I am incurably "value oriented" (please, I'm not cheap! <grin>). I am always on the lookout for something that will do what I want for less money than the "standard issue".
One of the more difficult processes of building speaker enclosures is making nice round holes and recesses for flush mounting drivers. I have cut many a hole using my jig saw and a handful of holesaws and I was ready to move to the next level. I had been eyeballing the very nice Jasper Circle Jigs and was trying to justify spending $50 for the pair of them to cover all my hole cutting needs.

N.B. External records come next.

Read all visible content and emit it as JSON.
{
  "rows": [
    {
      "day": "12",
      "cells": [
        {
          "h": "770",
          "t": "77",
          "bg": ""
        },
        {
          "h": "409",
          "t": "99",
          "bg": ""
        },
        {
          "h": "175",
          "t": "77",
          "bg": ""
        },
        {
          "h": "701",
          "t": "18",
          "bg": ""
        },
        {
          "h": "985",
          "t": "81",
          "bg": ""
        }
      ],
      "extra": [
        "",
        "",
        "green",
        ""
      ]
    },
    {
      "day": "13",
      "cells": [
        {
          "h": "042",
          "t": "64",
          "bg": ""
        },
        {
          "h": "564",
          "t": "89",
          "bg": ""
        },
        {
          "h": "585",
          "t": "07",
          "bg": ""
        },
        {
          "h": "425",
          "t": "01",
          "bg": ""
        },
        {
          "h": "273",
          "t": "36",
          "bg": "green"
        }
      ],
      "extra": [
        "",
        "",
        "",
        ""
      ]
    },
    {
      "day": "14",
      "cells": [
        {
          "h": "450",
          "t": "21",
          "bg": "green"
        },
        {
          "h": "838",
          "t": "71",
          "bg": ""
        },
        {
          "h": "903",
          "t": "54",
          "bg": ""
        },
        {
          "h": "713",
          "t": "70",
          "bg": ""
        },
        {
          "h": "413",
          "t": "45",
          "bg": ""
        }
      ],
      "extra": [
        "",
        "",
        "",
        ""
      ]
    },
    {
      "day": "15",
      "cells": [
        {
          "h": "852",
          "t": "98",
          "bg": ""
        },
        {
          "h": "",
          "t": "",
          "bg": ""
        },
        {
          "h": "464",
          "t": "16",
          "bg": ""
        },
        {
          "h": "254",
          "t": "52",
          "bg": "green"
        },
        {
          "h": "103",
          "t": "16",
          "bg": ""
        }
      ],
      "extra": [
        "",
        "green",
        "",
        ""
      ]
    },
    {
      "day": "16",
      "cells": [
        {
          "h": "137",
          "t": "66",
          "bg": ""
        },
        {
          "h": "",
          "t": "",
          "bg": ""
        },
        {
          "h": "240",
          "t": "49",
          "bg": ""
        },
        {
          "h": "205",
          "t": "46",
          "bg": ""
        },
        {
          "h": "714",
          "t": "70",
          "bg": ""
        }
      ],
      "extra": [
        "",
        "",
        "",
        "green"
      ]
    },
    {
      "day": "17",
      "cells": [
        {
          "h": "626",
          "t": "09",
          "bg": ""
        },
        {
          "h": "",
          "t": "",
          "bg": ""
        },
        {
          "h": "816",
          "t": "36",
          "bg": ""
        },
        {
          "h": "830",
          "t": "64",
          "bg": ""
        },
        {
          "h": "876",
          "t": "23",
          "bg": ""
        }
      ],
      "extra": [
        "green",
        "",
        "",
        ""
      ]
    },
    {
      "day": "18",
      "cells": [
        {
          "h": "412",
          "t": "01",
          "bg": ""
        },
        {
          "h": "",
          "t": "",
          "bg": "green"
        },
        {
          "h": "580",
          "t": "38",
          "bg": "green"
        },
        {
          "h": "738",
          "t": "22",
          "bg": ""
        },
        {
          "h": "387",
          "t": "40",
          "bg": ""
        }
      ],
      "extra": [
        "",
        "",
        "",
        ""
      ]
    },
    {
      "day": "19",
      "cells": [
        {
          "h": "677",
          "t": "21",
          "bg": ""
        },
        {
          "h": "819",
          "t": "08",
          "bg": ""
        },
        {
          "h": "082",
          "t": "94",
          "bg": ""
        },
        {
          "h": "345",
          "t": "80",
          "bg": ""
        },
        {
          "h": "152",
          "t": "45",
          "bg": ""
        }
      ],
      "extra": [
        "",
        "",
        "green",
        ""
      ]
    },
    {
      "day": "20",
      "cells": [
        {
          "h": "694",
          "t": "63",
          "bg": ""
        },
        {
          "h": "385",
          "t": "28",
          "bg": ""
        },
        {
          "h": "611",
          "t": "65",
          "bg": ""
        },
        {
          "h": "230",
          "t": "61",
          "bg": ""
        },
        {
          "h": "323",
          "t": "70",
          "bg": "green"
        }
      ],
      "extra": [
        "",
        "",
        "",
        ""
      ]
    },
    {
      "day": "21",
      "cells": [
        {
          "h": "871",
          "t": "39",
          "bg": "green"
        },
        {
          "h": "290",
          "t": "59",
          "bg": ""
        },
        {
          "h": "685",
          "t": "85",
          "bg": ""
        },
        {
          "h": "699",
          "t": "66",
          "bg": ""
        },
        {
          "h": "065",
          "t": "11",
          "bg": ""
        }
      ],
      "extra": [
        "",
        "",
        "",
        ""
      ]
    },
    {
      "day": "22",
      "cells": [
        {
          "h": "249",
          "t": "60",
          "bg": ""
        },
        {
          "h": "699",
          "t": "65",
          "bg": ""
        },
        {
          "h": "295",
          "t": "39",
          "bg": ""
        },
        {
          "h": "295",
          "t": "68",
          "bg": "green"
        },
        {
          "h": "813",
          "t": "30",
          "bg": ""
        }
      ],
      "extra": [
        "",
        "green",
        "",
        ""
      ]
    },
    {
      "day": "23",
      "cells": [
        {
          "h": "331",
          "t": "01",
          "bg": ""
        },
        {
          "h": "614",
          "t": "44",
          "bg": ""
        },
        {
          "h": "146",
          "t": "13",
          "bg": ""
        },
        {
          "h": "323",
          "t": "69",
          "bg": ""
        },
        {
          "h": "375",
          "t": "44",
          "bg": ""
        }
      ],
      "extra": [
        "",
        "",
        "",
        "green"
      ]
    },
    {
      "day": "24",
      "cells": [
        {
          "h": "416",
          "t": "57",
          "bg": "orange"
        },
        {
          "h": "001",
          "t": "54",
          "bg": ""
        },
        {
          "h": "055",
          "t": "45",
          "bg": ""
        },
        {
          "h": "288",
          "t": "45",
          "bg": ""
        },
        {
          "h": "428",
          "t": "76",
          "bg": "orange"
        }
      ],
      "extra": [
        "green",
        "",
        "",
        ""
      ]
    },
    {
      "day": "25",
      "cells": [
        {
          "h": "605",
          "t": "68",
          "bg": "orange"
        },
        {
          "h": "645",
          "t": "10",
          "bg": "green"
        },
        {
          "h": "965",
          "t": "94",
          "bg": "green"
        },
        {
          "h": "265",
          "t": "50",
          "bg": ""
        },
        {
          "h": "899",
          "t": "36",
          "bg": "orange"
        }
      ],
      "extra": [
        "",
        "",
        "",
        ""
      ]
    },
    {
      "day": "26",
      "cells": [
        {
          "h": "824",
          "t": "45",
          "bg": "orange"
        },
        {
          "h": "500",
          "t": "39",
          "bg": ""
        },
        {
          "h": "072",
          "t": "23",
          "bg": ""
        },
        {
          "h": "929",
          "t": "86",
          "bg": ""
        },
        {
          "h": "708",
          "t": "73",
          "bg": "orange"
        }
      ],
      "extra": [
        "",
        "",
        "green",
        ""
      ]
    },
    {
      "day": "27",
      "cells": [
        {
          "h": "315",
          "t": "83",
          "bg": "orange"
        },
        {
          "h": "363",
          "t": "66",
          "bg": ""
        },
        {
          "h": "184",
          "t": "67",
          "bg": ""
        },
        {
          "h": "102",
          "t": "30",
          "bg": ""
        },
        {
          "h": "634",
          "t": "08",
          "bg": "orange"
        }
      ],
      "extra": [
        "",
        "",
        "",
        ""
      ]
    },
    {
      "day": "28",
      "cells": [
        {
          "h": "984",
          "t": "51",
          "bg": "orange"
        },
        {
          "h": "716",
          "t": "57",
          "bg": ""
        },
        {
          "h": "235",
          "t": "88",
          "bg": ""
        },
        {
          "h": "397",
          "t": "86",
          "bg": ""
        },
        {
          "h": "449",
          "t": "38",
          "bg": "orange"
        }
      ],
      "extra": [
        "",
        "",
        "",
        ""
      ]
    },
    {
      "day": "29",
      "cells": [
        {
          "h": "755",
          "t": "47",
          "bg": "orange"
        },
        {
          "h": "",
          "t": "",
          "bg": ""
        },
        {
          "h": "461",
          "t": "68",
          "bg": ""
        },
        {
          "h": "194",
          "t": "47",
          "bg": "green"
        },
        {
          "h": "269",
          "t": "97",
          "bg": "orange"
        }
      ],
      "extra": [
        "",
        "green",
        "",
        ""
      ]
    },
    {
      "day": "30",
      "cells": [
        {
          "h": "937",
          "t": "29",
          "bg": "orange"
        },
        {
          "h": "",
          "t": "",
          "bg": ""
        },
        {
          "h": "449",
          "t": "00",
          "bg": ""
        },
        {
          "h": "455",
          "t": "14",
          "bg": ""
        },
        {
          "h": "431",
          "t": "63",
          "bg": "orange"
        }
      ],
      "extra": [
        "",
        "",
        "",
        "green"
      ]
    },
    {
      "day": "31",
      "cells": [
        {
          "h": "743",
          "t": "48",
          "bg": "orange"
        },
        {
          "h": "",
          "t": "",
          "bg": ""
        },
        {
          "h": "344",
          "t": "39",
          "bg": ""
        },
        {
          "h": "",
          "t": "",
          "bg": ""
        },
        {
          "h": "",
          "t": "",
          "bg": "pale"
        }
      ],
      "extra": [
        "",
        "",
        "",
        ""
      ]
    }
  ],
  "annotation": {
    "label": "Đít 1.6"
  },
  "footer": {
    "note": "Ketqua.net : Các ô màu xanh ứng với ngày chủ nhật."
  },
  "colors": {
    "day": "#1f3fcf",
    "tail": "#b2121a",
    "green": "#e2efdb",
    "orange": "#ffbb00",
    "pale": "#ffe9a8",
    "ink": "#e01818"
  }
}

Searching the Net for alternatives, I found ones that were either for cutting very large circles, as in table tops or were more expensive than the pair of Jasper Jigs. Finally, one of the last places I checked, and should have been the first, was SEARS. A bit of digging in their web site netted me the generic-sounding Sears Multi-Purpose Router Guide Kit. I stopped by the local Sears retail store and picked one up, not really knowing if it would accomplish the required tasks, but it performed quite nicely. Total cost: $20.
I have not used the Jasper Circle Jig, so I cannot offer a comparison, but this Sears attachment will cut holes and recesses from 2 1/4" up to 24". If you modify it as I did by cutting away the section of plastic rim at the pivot slot, it will cut smaller than 2" diameter. It will also allow you to cut slots, bevels, edges and contours (haven't tried any of that stuff yet).
I think the biggest difference between this and the Jasper Jig is setting it to a certain size. The Jasper seems to have a pivot hole for each specific hole diameter. With the Sears Guide, you have to measure from the pivot pin to the outer edge of the router bit (hole radius) and then double that number for the hole diameter. It takes a bit of fussing and a trial cut or two to get the size just right, but once you have it set it repeats quite nicely.
The box claims it fits all Sears fixed-base routers. I have and older Sears router and it bolted right to it.